Here are some examples of reasons and situations that may happen in the company:
- breaking into the corporate network and data theft as a result of the irresponsibility of an IT department employee who does not update the software and security of the company’s resources or as a result of the lack of such a person in the company (this applies in particular to the smallest companies who cannot afford it or cannot see such need)
- breaking into the database of an online store or company website in which the personal data of the company’s customers are stored as a result of the lack of adequate server security, lack of software updates, or too weak passwords used in the systems
- theft of portable devices or data carriers or their loss by a company employee, as a result of which the data may fall into the wrong hands,
- deletion of company data as a result of the action of a virus, Trojan, or other malware, installed on the device by an unaware user or as a result of the lack of security software such as a firewall or anti-virus program.
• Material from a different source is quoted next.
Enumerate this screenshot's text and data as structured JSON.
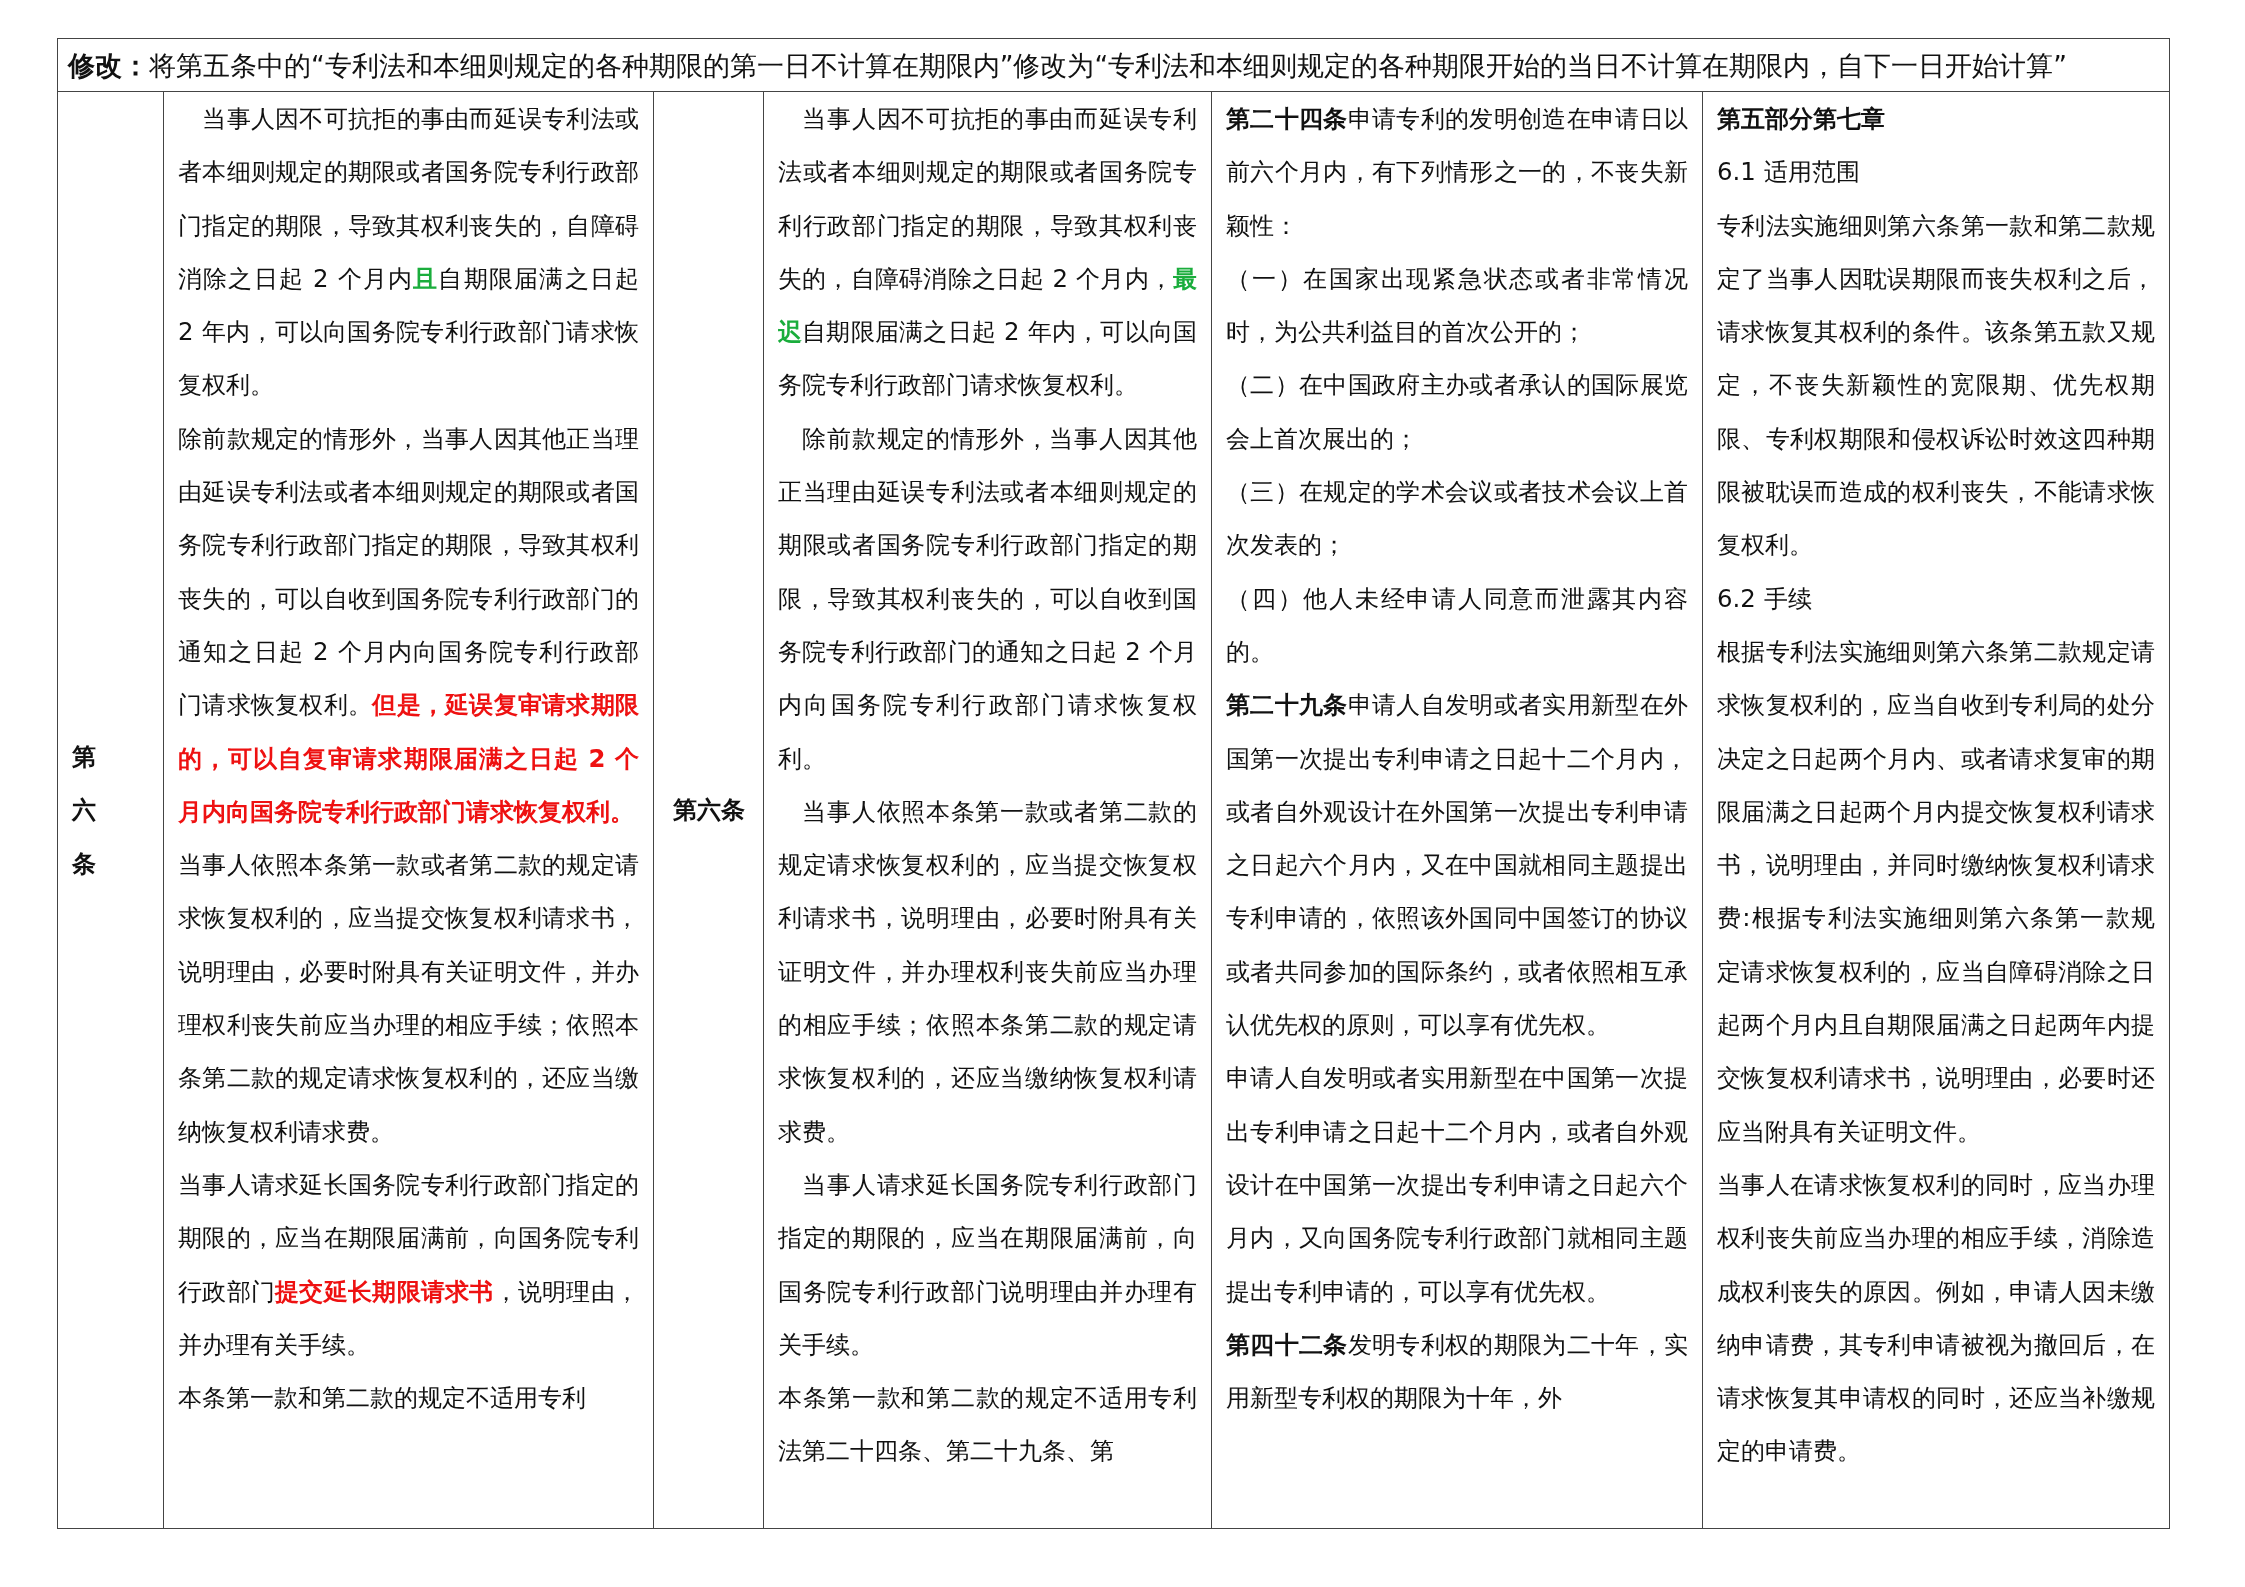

In order to be able to protect yourself against such situations, it is worth carrying out a company security audit. Depending on the established range, it may include one or more of the following:
- examining the company’s internal IT resources – verification of the hardware and software technologies used, examining the security of the company’s internal network
- inventory of all data storage places important from the company’s point of view, examining the procedures related to their processing, finding holes and gaps in these procedures that may increase the risk of data leakage
- examining the security of websites, servers, websites and identifying gaps in systems that allow unauthorized access to data.
After such an audit, corrective actions should be taken to eliminate any errors and holes found. As a result, the security of the company’s data and resources should increase significantly.
However, it should be remembered that such an audit should be performed regularly at a given time in order to be able to keep up with changes in technologies, procedures, changes in the company, legal requirements, and good practices, in order to be able to continuously ensure a high level of security. Remember that we are on a constant battlefield between security specialists and hackers waiting for our data.